(Backstory: This poem below went three three revisions and technically came before "Revision of the Asiamerican Man's Dilemma". The first version was written two weeks after the VA Tech shooting, the second version was written and performed for my W&M college's Muslim Student Association during their Islam Awareness Week's "Hug a Muslim" performance on April 1st, 2009. The third and final version, the one you see below, was performed for the Def Jam Poetry Contest in my college on April 11th, 2009, in front of students and spoken poets Jon Goode and Rafael Casal. The first version was the rawest and contained the most pent up anger. After that, the second and final versions were done two years after the VA Tech incident and thus did not carry the brute anger that the original contained. I kinda wish I knew where the original version went...)
4-16-07
April 16th, 2007.
The day when a repressed and conflicted college student decided that the best way to express his feelings to the world was through violence and hatred. As his world around him became covered with the blood of people who did not deserve his rage, he ended the slaughter by ending his own life.
To society, he was deemed a lunatic, a monster.
To his parents that loved him, he was Seung Hui Cho, their only son.
To me, he was my brother who I never had. My brother who made it possible to say the things that I needed to say, my brother who helped me come to terms with my racial identity and acceptance as a human being. My brother who I wanted to tell this poem to so he can understand that he was not alone in feeling the rage and hatred that he felt for the world, and that this feeling does not make him a monster. My brother who I wanted to tell that everything will be alright.
For the longest time in my life, I’ve had this rage and self-hatred that was inside of me, this corrosive force that made me ashamed of being an Asian man and all the stereotypes and misconceptions that this skin came with.
This rage and self-hatred that started at home, with my father, with a man who could not handle the beatings and temper of his father before him, a man who could only express his love to me by repeating the sins of his father.

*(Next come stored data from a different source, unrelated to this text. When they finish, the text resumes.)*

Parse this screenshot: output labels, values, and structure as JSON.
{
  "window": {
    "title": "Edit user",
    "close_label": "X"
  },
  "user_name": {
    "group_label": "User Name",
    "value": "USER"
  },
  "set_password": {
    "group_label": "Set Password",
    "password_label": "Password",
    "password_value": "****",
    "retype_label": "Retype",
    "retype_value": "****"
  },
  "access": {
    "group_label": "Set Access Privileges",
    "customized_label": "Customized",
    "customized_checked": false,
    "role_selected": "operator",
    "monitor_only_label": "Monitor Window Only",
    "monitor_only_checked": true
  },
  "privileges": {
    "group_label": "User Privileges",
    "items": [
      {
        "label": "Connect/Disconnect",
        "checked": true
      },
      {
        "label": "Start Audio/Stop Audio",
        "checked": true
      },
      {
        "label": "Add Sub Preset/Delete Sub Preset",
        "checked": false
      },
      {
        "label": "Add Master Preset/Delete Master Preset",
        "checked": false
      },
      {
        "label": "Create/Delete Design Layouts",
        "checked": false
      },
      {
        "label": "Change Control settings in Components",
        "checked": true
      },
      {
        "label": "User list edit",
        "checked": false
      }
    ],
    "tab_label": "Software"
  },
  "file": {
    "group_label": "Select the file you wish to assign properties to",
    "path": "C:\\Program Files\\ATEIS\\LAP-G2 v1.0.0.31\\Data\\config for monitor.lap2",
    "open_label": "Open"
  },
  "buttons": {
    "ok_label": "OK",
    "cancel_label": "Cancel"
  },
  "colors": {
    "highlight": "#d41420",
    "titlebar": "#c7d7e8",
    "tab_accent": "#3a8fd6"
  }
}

But because of him, this rage and self-hatred would define my childhood and my identification with being a Korean. If we are to suffer the uncontrollable rages of our fathers, the silence of our mothers, then I want nothing to do with this, this yellow skin, this yellow sin, this terrible reminder of a race that I have nothing but the utmost contempt for.
My hatred for my old man turned into hatred for myself, hatred for the entire Korean race. I saw nothing but race, and every words of “chink”, “gook”, the sounds of “ching chong”, would strike me hard every single time and I would feel the burn of self-hatred eating into me.
Self-hatred. What a powerful force it is. It is a force that has made me contemplate inflicting my rage to people who did not deserve it. It is a force that has made me contemplate suicide to prevent such a disturbed boy as myself expressing his feelings in the most pathetic manner possible.
So when April 16th came around, I could not help but feel the connection that I had with Seung Hui Cho. That if people labeled him a lunatic and a monster for feeling the way he did and for committing such an atrocious act, then I cannot be too far behind because my rage have dangerously come to that breaking point several times.
As our lives intertwined closer and closer together, as my world would grow darker and over shadowed with his, I realize I have a choice in how I want my story to be told. I can be ashamed of my ugly past and inflict it on the world or I can accept it and let it be told, let something ugly be turned into something beautiful.
I realize that I have too much love to give to be driven to such despair, that I need to live out my life and give my love to the people around me. I want to give hope and joy to my children so I can give to them what my father never gave me.
I want to remind myself and be proud of my Korean heritage but know that I will always be a human being at heart, unwilling to allow labels and stereotypes to define who I am and who I want to be.